3. Impact on Future Chapter 11 Cases
- Reinforces § 363(m) as a powerful shield for third‐party purchasers of estate assets, even when the assets are sold as part of a reorganization plan.
- Confirms that nonconsensual third‐party releases cannot bar nondebtor claims unless claimants consent — Purdue applies to plan releases.
- Warns bankruptcy practitioners to craft plan provisions carefully, especially when key transactions (insurance buybacks, asset sales) are interwoven with releases and injunctions.
- Encourages insurers and tort creditors to negotiate explicit protections for excess‐liability or defense‐cost rights if they cannot avoid releases altogether.

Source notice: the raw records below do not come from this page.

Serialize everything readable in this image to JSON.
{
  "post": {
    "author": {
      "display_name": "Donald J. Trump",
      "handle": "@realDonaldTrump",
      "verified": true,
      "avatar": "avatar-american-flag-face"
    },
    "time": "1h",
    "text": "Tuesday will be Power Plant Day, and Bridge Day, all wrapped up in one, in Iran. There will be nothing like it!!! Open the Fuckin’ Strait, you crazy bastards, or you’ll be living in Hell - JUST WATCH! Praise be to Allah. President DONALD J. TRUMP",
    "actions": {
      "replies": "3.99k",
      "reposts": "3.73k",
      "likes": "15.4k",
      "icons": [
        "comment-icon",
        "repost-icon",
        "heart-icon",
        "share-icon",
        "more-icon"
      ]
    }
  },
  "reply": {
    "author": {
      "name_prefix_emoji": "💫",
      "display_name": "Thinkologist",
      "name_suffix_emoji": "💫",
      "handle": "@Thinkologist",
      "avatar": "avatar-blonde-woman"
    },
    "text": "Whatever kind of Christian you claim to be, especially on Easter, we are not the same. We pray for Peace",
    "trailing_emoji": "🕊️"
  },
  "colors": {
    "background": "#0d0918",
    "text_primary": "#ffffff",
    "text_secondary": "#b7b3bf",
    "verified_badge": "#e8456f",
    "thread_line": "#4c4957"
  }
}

Complex Concepts Simplified
- 11 U.S.C. § 363(m) (“statutory mootness”): If a bankruptcy court authorizes an unstayed sale of estate property under § 363(b) or (c), a successful appeal cannot unwind that sale when the buyer acted in “good faith.”
- Equitable mootness: A judge-made rule permitting an appellate court to dismiss a bankruptcy appeal when a confirmed plan has been “substantially consummated” and undoing it would produce chaos or injure innocent third parties.
- Nonconsensual third-party releases: Plan provisions that discharge claims against nondebtors (insurers, affiliates, etc.) without each claimant’s consent. The Supreme Court’s Purdue decision (2024) held § 1123(b)(6) does not authorize such releases.
- Good-faith purchaser: Under § 363(m), a purchaser who gives fair value for estate assets, without collusion or fraud, is entitled to finality of the sale in bankruptcy.
- One-satisfaction rule: Common‐law principle that a plaintiff may obtain only one full recovery for the same harm; a subsequent defendant’s indemnity or contribution claim may not yield a double recovery.
Conclusion
In In re Boy Scouts of America, the Third Circuit cemented two critical principles for Chapter 11 practice:
- § 363(m) provides a robust “final‐sale” protection for unstayed § 363(b) sales to good-faith purchasers, even when embedded in a global plan confirmation;
- Nonconsensual third-party releases remain impermissible, and plans must preserve nondebtor claimants’ rights — particularly for excess defense and contribution claims, as underscored by Purdue.
The decision underscores the importance of transparent, carefully negotiated plan provisions when sales and releases intersect. Future debtors, purchasers and creditors alike will need to navigate § 363’s statutory framework and Purdue’s limits with precision to secure binding, appeal-proof resolutions.